Attraverso alcuni esperimenti si è visto come
le persone tendano ad avere un comportamento di equità nella suddivisione delle
risorse. IN un esperimento la consegna è: ti do
10 euro e tu devi decidere come dividerli con un altro che può essere la
prima persona che incontri. Si nota che il soggetto sperimentale tende a dare
almeno tre euro. Siamo più prosociali di
quanto pensiamo, il che da un punto di vista economico è irrazionale in
quanto razionalmente dovremmo tendere a voler guadagnare di più.
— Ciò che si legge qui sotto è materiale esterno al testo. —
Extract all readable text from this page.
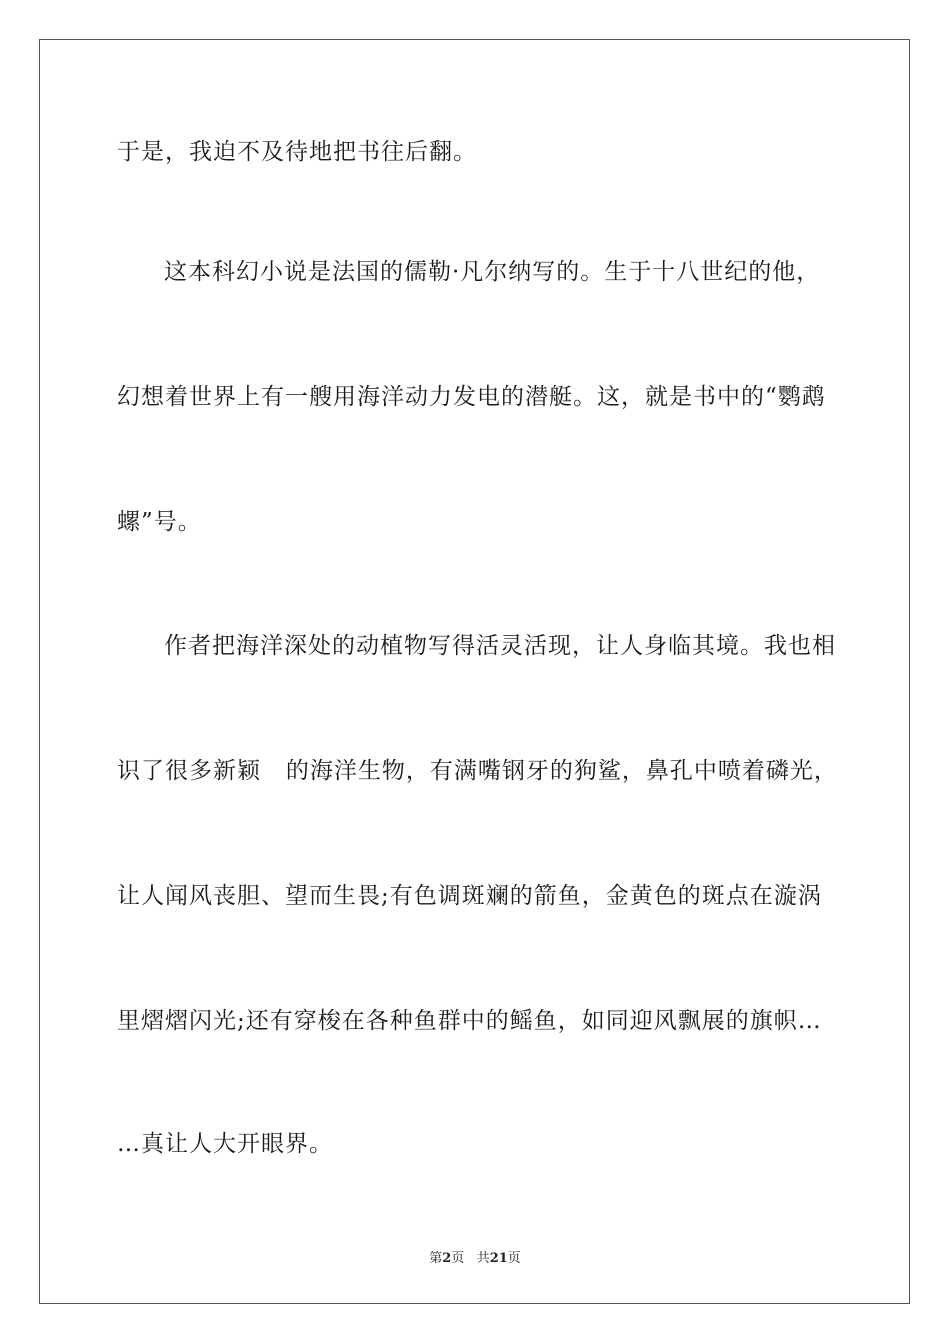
于是，我迫不及待地把书往后翻。
这本科幻小说是法国的儒勒·凡尔纳写的。生于十八世纪的他，
幻想着世界上有一艘用海洋动力发电的潜艇。这，就是书中的“鹦鹉
螺”号。
作者把海洋深处的动植物写得活灵活现，让人身临其境。我也相
识了很多新颖   的海洋生物，有满嘴钢牙的狗鲨，鼻孔中喷着磷光，
让人闻风丧胆、望而生畏;有色调斑斓的箭鱼，金黄色的斑点在漩涡
里熠熠闪光;还有穿梭在各种鱼群中的鳐鱼，如同迎风飘展的旗帜…
…真让人大开眼界。
第2页 共21页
Ma il nostro comportamento equo è razionale
da punto di vista sociale. Potrebbe, tra
l’alto, essere il prodotto di emozioni molto forti: immaginiamo che l’altro
rifiuterebbe una proposta più bassa come la rifiuteremmo noi. È interessante
notare che quando la suddivisione diventa 8/2 viene accettata se proposta da un
computer ma viene rifiutata se proposta dall’essere umano perché ci si aspetta
da un essere umano un livello diverso di comportamento prosociale. A livello cerebrale, nel caso del
rifiuto, si attivano strutture che hanno a che fare con l’integrazione
visceromotoria (enterocezione). E’ attivata l’insula ( la parte anteriore media
le sensazioni soggettive connesse agli stati corporei e alle emozioni) che ha
la capacità di sentire come sta il corpo, soprattutto quando si trova in situazioni
di disagio o quando si sperimentano emozioni negative. L’insula si attiva,
inoltre, quando proviamo emozioni di disgusto. Ora nella situazione su esposta
(l suddivisione8/2) le persone riferiscono di aver provato rabbia, il che fa
pensare che abbiano provato delle emozioni abbastanza vicino al disgusto. Se le
persone accettano proposte molto basse,
tende a livellarsi la differenza di attivazione tra queste aree e quelle del
controllo cognitivo come se, per accettare proposte basse, si dovesse inibire l’insula che spingerebbe invece a
rifiutare. La decisione è l’esito finale dell’integrazione di una serie di
meccanismi funzionali (tra cui fondamentale l’anticipazione di gratificazioni e
punizioni ), fenomeni di livello
superiore, un particolare stile
decisionale associato a determinati caratteristiche personalità. Tra gli
esperimenti classici è quello della lotteria. Si propone al soggetto
sperimentale questo tipo di scelta: se esce testa guadagni un euro se croce mi dai € 10. Generalmente si rifiuta ma se si sale con le cifre le scelte cambiano.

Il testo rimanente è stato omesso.